Вокруг кричали и толкались: кричали чумазые, покрытые сажей, ссадинами и копотью мужчины — портовые рабочие, грузчики, погонщики, работники окрестных ферм, фабричные, плотогоны; кричали женщины — прачки, кухарки, домовая прислуга, работницы швейных цехов, пекарен, мукомолен, торговки с рынка и уличные попрошайки; кричали большие и совсем маленькие дети. Кто-то сжимал в руках узелки с добром, старый саквояж или целый пристроенный на голове тюк; кто-то руки просто держал перед собой — пустые руки, перебинтованные. Если Заречье — этот лабиринт деревянных построек со своими жителями, своими законами и своей жизнью — загорелось, оно было обречено.
— …безо всего оставили!
— Сызнова!
Женские голоса причитали на разный лад, мужчины по большей части ругались и требовали пустить — в город, в дома, под крыши.
— Поясните обстановку, капитан. Почему людей не размещаете? — ухватившись за дверцу, Белег выпрямился на подножке. — Нужен временный лагерь, врачи, теплые вещи — где все это?
— Почем мне знать? — раздраженно выкрикнул капитан. — На мне оцепление и порядок. Я не интендант и не комитет помощи переселенцам!
— Некому, — добавил появившийся за барьером лейтенант в синем мундире комендатуры — запыхавшийся, без фуражки, с загнутым воротником. — Наши почти все в Заречье и в центре — вокруг Наугрим совсем скверно, с ночи стреляют… В центре тоже стреляют, но тут я сам не знаю — от Наугрим отголоски или еще что началось. Демонщина какая-то творится…
— Что военные?
— Да военных нет толком в городе! Только оцепление.

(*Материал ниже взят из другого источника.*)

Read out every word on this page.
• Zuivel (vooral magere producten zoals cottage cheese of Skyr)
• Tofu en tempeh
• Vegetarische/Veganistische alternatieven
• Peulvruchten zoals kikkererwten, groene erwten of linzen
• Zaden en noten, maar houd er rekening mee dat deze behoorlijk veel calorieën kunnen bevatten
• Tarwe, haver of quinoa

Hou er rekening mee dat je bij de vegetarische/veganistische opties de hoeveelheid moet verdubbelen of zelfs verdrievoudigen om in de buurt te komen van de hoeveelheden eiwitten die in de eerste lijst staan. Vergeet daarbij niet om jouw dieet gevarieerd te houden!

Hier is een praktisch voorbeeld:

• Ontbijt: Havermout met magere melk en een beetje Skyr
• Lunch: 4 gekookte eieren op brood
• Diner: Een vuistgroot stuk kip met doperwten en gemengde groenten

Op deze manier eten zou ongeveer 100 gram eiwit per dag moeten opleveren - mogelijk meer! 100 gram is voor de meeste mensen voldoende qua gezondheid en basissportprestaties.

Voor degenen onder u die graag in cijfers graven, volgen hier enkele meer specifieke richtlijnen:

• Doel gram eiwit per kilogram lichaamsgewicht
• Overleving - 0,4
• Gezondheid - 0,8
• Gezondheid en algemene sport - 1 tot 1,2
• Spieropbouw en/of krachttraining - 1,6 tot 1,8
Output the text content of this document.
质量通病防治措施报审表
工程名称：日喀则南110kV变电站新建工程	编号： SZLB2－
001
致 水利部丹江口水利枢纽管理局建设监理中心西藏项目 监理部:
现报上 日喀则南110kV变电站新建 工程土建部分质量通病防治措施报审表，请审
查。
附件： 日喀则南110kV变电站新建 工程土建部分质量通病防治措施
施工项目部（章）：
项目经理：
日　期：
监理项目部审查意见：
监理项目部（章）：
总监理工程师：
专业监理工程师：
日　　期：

А части двигают к границам!
— Погоди! — вмешался вылезший на свою подножку Турин. — Ты нормально расскажи, что случилось-то?
— А сам что, два и два не сложишь? — протолкался вперед крепкий бородач в фабричной робе. — Видишь, зареченские?
— Да вижу! — повернулся к нему Турин. — И что горит, вижу. Дальше что?
— Что! — вклинился молодой грузчик. — Нынче под утро полыхнуло. Мы на ночной, кто в порту, кто где — как раз работать разрешили… Увидели как — кто туда, тушить, кто навстречу через мост, за рекой спасаться. Сам гляди — бабы, дити. Эти-то, — он кивнул на солдат за барьерами, — вывести сюда вывели, а дальше речкой огородились, барьеры выставили и караулят!